USP’s standards are developed or revised by the Council of Experts and its Expert Committees, a volunteer, expert standards-setting body.
The Compounding Quality Act of DQSA established two sections that established clearly differentiated types of compounding facilities: Section 503A set forth “Traditional Compounders” and Section 503B established “Outsourcing Facilities.” For further information on this law, see Power Pak’s Current Topics in Sterile Compounding: The Drug Quality and Security Act. USP’s standards were recognized as the official compendia for drugs marketed in the United States in the 1906 Pure Food and Drugs Act and the 1938 FD&C Act and its amendments.
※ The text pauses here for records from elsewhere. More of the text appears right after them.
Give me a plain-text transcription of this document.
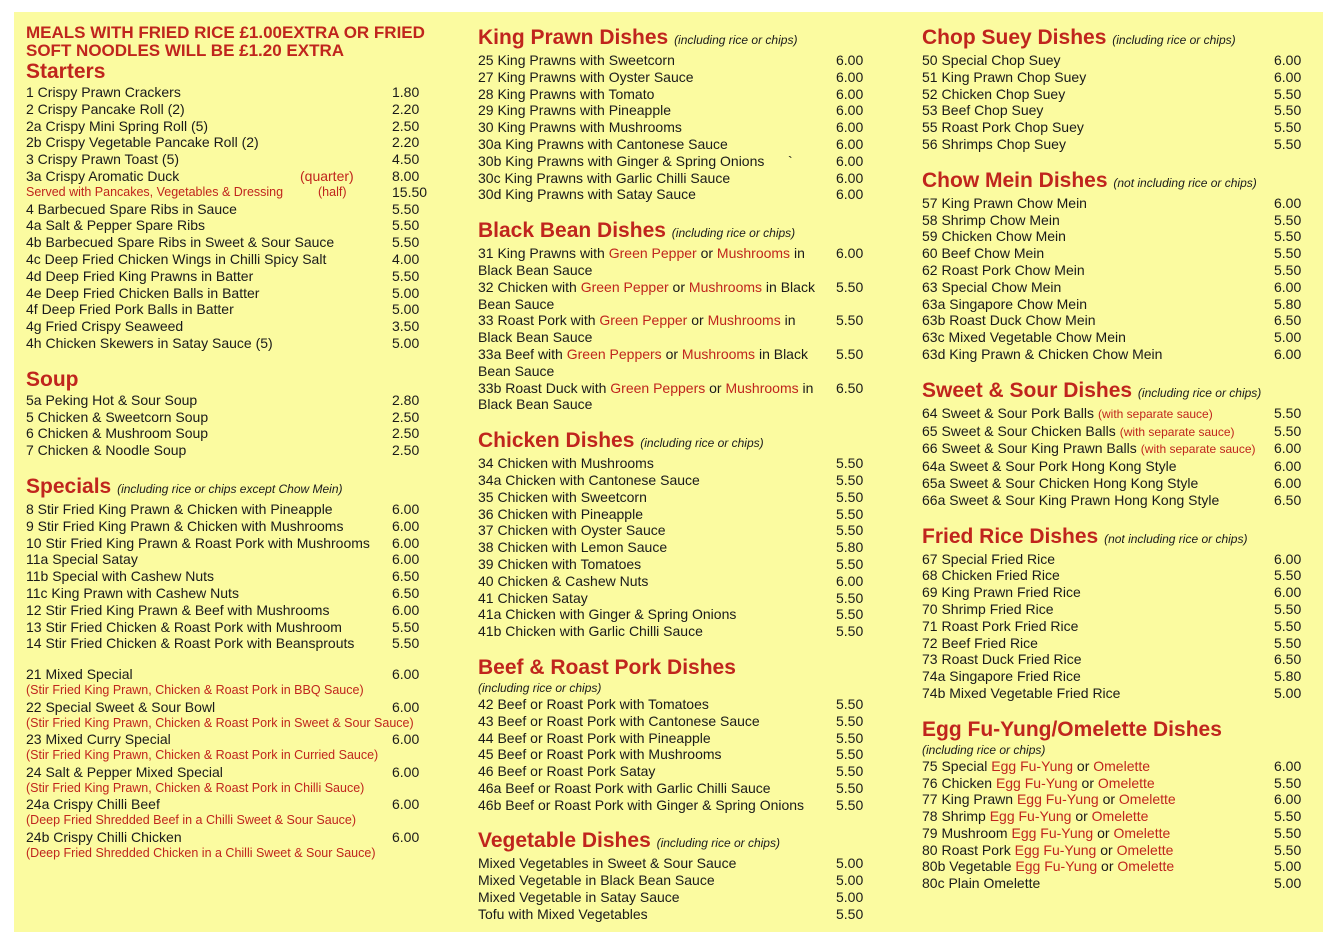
MEALS WITH FRIED RICE £1.00EXTRA OR FRIED SOFT NOODLES WILL BE £1.20 EXTRA
Starters
1 Crispy Prawn Crackers	1.80
2 Crispy Pancake Roll (2)	2.20
2a Crispy Mini Spring Roll (5)	2.50
2b Crispy Vegetable Pancake Roll (2)	2.20
3 Crispy Prawn Toast (5)	4.50
3a Crispy Aromatic Duck	(quarter)	8.00
Served with Pancakes, Vegetables & Dressing	(half)	15.50
4 Barbecued Spare Ribs in Sauce	5.50
4a Salt & Pepper Spare Ribs	5.50
4b Barbecued Spare Ribs in Sweet & Sour Sauce	5.50
4c Deep Fried Chicken Wings in Chilli Spicy Salt	4.00
4d Deep Fried King Prawns in Batter	5.50
4e Deep Fried Chicken Balls in Batter	5.00
4f Deep Fried Pork Balls in Batter	5.00
4g Fried Crispy Seaweed	3.50
4h Chicken Skewers in Satay Sauce (5)	5.00
Soup
5a Peking Hot & Sour Soup	2.80
5 Chicken & Sweetcorn Soup	2.50
6 Chicken & Mushroom Soup	2.50
7 Chicken & Noodle Soup	2.50
Specials (including rice or chips except Chow Mein)
8 Stir Fried King Prawn & Chicken with Pineapple	6.00
9 Stir Fried King Prawn & Chicken with Mushrooms	6.00
10 Stir Fried King Prawn & Roast Pork with Mushrooms 6.00
11a Special Satay	6.00
11b Special with Cashew Nuts	6.50
11c King Prawn with Cashew Nuts	6.50
12 Stir Fried King Prawn & Beef with Mushrooms	6.00
13 Stir Fried Chicken & Roast Pork with Mushroom	5.50
14 Stir Fried Chicken & Roast Pork with Beansprouts	5.50
21 Mixed Special	6.00
(Stir Fried King Prawn, Chicken & Roast Pork in BBQ Sauce)
22 Special Sweet & Sour Bowl	6.00
(Stir Fried King Prawn, Chicken & Roast Pork in Sweet & Sour Sauce)
23 Mixed Curry Special	6.00
(Stir Fried King Prawn, Chicken & Roast Pork in Curried Sauce)
24 Salt & Pepper Mixed Special	6.00
(Stir Fried King Prawn, Chicken & Roast Pork in Chilli Sauce)
24a Crispy Chilli Beef	6.00
(Deep Fried Shredded Beef in a Chilli Sweet & Sour Sauce)
24b Crispy Chilli Chicken	6.00
(Deep Fried Shredded Chicken in a Chilli Sweet & Sour Sauce)
King Prawn Dishes (including rice or chips)
25 King Prawns with Sweetcorn	6.00
27 King Prawns with Oyster Sauce	6.00
28 King Prawns with Tomato	6.00
29 King Prawns with Pineapple	6.00
30 King Prawns with Mushrooms	6.00
30a King Prawns with Cantonese Sauce	6.00
30b King Prawns with Ginger & Spring Onions `	6.00
30c King Prawns with Garlic Chilli Sauce	6.00
30d King Prawns with Satay Sauce	6.00
Black Bean Dishes (including rice or chips)
31 King Prawns with Green Pepper or Mushrooms in Black Bean Sauce
6.00
32 Chicken with Green Pepper or Mushrooms in Black Bean Sauce
5.50
33 Roast Pork with Green Pepper or Mushrooms in Black Bean Sauce
5.50
33a Beef with Green Peppers or Mushrooms in Black Bean Sauce
5.50
33b Roast Duck with Green Peppers or Mushrooms in Black Bean Sauce
6.50
Chicken Dishes (including rice or chips)
34 Chicken with Mushrooms	5.50
34a Chicken with Cantonese Sauce	5.50
35 Chicken with Sweetcorn	5.50
36 Chicken with Pineapple	5.50
37 Chicken with Oyster Sauce	5.50
38 Chicken with Lemon Sauce	5.80
39 Chicken with Tomatoes	5.50
40 Chicken & Cashew Nuts	6.00
41 Chicken Satay	5.50
41a Chicken with Ginger & Spring Onions	5.50
41b Chicken with Garlic Chilli Sauce	5.50
Beef & Roast Pork Dishes
(including rice or chips)
42 Beef or Roast Pork with Tomatoes	5.50
43 Beef or Roast Pork with Cantonese Sauce	5.50
44 Beef or Roast Pork with Pineapple	5.50
45 Beef or Roast Pork with Mushrooms	5.50
46 Beef or Roast Pork Satay	5.50
46a Beef or Roast Pork with Garlic Chilli Sauce	5.50
46b Beef or Roast Pork with Ginger & Spring Onions 5.50
Vegetable Dishes (including rice or chips)
Mixed Vegetables in Sweet & Sour Sauce	5.00
Mixed Vegetable in Black Bean Sauce	5.00
Mixed Vegetable in Satay Sauce	5.00
Tofu with Mixed Vegetables	5.50
Chop Suey Dishes (including rice or chips)
50 Special Chop Suey	6.00
51 King Prawn Chop Suey	6.00
52 Chicken Chop Suey	5.50
53 Beef Chop Suey	5.50
55 Roast Pork Chop Suey	5.50
56 Shrimps Chop Suey	5.50
Chow Mein Dishes (not including rice or chips)
57 King Prawn Chow Mein	6.00
58 Shrimp Chow Mein	5.50
59 Chicken Chow Mein	5.50
60 Beef Chow Mein	5.50
62 Roast Pork Chow Mein	5.50
63 Special Chow Mein	6.00
63a Singapore Chow Mein	5.80
63b Roast Duck Chow Mein	6.50
63c Mixed Vegetable Chow Mein	5.00
63d King Prawn & Chicken Chow Mein	6.00
Sweet & Sour Dishes (including rice or chips)
64 Sweet & Sour Pork Balls (with separate sauce)	5.50
65 Sweet & Sour Chicken Balls (with separate sauce)	5.50
66 Sweet & Sour King Prawn Balls (with separate sauce) 6.00
64a Sweet & Sour Pork Hong Kong Style	6.00
65a Sweet & Sour Chicken Hong Kong Style	6.00
66a Sweet & Sour King Prawn Hong Kong Style	6.50
Fried Rice Dishes (not including rice or chips)
67 Special Fried Rice	6.00
68 Chicken Fried Rice	5.50
69 King Prawn Fried Rice	6.00
70 Shrimp Fried Rice	5.50
71 Roast Pork Fried Rice	5.50
72 Beef Fried Rice	5.50
73 Roast Duck Fried Rice	6.50
74a Singapore Fried Rice	5.80
74b Mixed Vegetable Fried Rice	5.00
Egg Fu-Yung/Omelette Dishes
(including rice or chips)
75 Special Egg Fu-Yung or Omelette	6.00
76 Chicken Egg Fu-Yung or Omelette	5.50
77 King Prawn Egg Fu-Yung or Omelette	6.00
78 Shrimp Egg Fu-Yung or Omelette	5.50
79 Mushroom Egg Fu-Yung or Omelette	5.50
80 Roast Pork Egg Fu-Yung or Omelette	5.50
80b Vegetable Egg Fu-Yung or Omelette	5.00
80c Plain Omelette	5.00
In the United States, standards of strength, quality, purity, packaging, labeling, and naming of medicines are developed by the USP. The FDA typically enforces USP-NF standards via the adulteration and misbranding sections of the FD&C Act.
For compounding, the Compounding Expert Committee comprises experts in the fields of sterile and nonsterile compounding for human and animal drugs, microbiology, infection control, and analytical chemistry.
All new or revised USP standards undergo a formal public review and comment process.
Sterile compounding evolved primarily in hospitals in the 1960s and 1970s.USP’s standards for compounded medicines include monographs for bulk drug substances used in compounded preparations; monographs for compounded preparations (primarily nonsterile), six general chapters including USP has nearly 200 compounding preparations monographs in the official USP-NF, primarily for nonsterile preparations.Compounding preparation monographs include formulations and quality parameters for individual preparations and comprise formulas (ingredients and quantities), directions to correctly compound the preparation, packaging and storage information, p H, beyond-use dates (BUD) based on stability studies, and assays (for most monographs).General Chapter describes the “conditions and practices to prevent harm, including death, to patients that could result from 1) microbial contamination (nonsterility), 2) excessive bacterial endotoxins, 3) variability in the intended strength of correct ingredients, 4) unintended chemical and physical contaminants, and 5) ingredients of inappropriate quality in compounded sterile preparations (CSPs).” The revisions proposed in 2015, while not finalized, are intended to “reflect new science and evidence based on updated guidance documents, best practices, and new learnings from investigations; respond to stakeholder input received...; and to clarify topics that are frequently queried and misconstrued.” is designed to protect health care personnel who handle hazardous drugs as well as to increase the safety in the physical environments in which hazardous drugs are prepared.It “...describes practice and quality standards for handling hazardous drugs (HDs) to promote patient safety, worker safety, and environmental protection.